Pakistan’s Senate approves resolution to delay February 8 general elections

 Pakistan’s Senate has passed a non-binding resolution demanding a delay in the national general elections, scheduled on February 8.

The upper house of the country’s parliament on Friday approved the resolution at a session attended by just 14 of the 97 senators, with one member voting against the resolution.

The resolution, moved by independent legislator Dilawar Khan, sought to push back the election date, citing the “prevailing security conditions” in the country as well as the cold weather.

In his resolution, Khan said Pakistan’s interior ministry has “conveyed serious threats to [the] lives of prominent politicians” and highlighted an increasing number of security incidents, mainly in the Khyber Pakhtunkhwa and Balochistan provinces.

He further said the harsh winter makes it difficult for the political parties to campaign, which might also affect voter turnout in the polls.

“The elections scheduled for 8th February 2024 may be postponed to facilitate the effective participation of people from all areas of Pakistan and belonging to all political shades in the electioneering process,” the resolution said.

Of 11 previous general elections in Pakistan’s 75-year history, three (1985, 1997 and 2008) took place in the month of February.

Pakistan was scheduled to hold the general elections in November last year after its lower house of parliament was dissolved in August.

A caretaker government under Prime Minister Anwaar ul-Haq Kakar was then set up to oversee the vote.

But the Election Commission of Pakistan (ECP) said it needed more time to redraw constituencies based on the country’s population census, which concluded last year.

The South Asian country of 241 million people has been in political and economic turmoil for years.

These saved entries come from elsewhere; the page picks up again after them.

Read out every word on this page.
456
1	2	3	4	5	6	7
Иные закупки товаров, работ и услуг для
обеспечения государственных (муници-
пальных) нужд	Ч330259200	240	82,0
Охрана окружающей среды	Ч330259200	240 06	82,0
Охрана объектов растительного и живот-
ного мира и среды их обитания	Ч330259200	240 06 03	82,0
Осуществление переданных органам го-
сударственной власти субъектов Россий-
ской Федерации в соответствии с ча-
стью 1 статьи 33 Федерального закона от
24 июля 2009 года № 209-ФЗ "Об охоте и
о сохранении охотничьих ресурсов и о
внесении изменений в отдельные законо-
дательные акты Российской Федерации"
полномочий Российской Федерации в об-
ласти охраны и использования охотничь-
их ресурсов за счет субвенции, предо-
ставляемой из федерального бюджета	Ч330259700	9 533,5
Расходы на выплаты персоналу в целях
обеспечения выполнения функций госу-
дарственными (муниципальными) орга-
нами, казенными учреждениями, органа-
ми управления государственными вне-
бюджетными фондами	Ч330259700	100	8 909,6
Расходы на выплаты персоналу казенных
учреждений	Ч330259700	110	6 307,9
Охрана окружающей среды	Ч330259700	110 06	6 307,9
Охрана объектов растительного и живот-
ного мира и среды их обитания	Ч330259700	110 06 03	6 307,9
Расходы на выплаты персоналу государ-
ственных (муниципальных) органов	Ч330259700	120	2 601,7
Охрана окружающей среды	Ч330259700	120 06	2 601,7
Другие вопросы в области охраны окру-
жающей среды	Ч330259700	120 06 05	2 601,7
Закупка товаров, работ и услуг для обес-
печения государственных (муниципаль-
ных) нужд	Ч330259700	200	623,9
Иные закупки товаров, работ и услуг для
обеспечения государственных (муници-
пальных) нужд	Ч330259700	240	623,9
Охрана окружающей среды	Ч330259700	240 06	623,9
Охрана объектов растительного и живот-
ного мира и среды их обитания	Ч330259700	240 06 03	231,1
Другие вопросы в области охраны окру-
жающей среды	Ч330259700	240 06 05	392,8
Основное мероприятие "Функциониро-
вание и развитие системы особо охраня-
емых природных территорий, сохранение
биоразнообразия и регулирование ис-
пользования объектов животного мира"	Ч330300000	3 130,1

Former Prime Minister Imran Khan, leader of the main opposition party, Pakistan Tehreek-e-Insaf (PTI), has been in jail since August where he is being tried for allegedly leaking state secrets, which is among a slew of charges he denies.

His party, meanwhile, faced a severe crackdown from the previous government, led by Shehbaz Sharif, with many PTI leaders deserting the party, allegedly under the pressure of the powerful military, which has directly ruled over the country for nearly half of its independent history through coups.

Recently, Khan’s nomination papers for the February 8 elections were rejected by the election commission on account of his conviction in a corruption case. The papers of thousands of other opposition candidates were also rejected by the commission.

Khan’s party is also fighting a legal battle to save its election symbol – a cricket bat – from a possible ban.

Meanwhile, the security situation in the country has also deteriorated, with 2023 witnessing more than 600 attacks by armed groups, an increase of more than 60 percent from 2022, according to the Pakistan Institute for Conflict and Security Studies (PICSS), an Islamabad-based research organisation.

The PICSS data says almost 93 percent of those attacks took place in the Khyber Pakhtunkhwa and Balochistan provinces.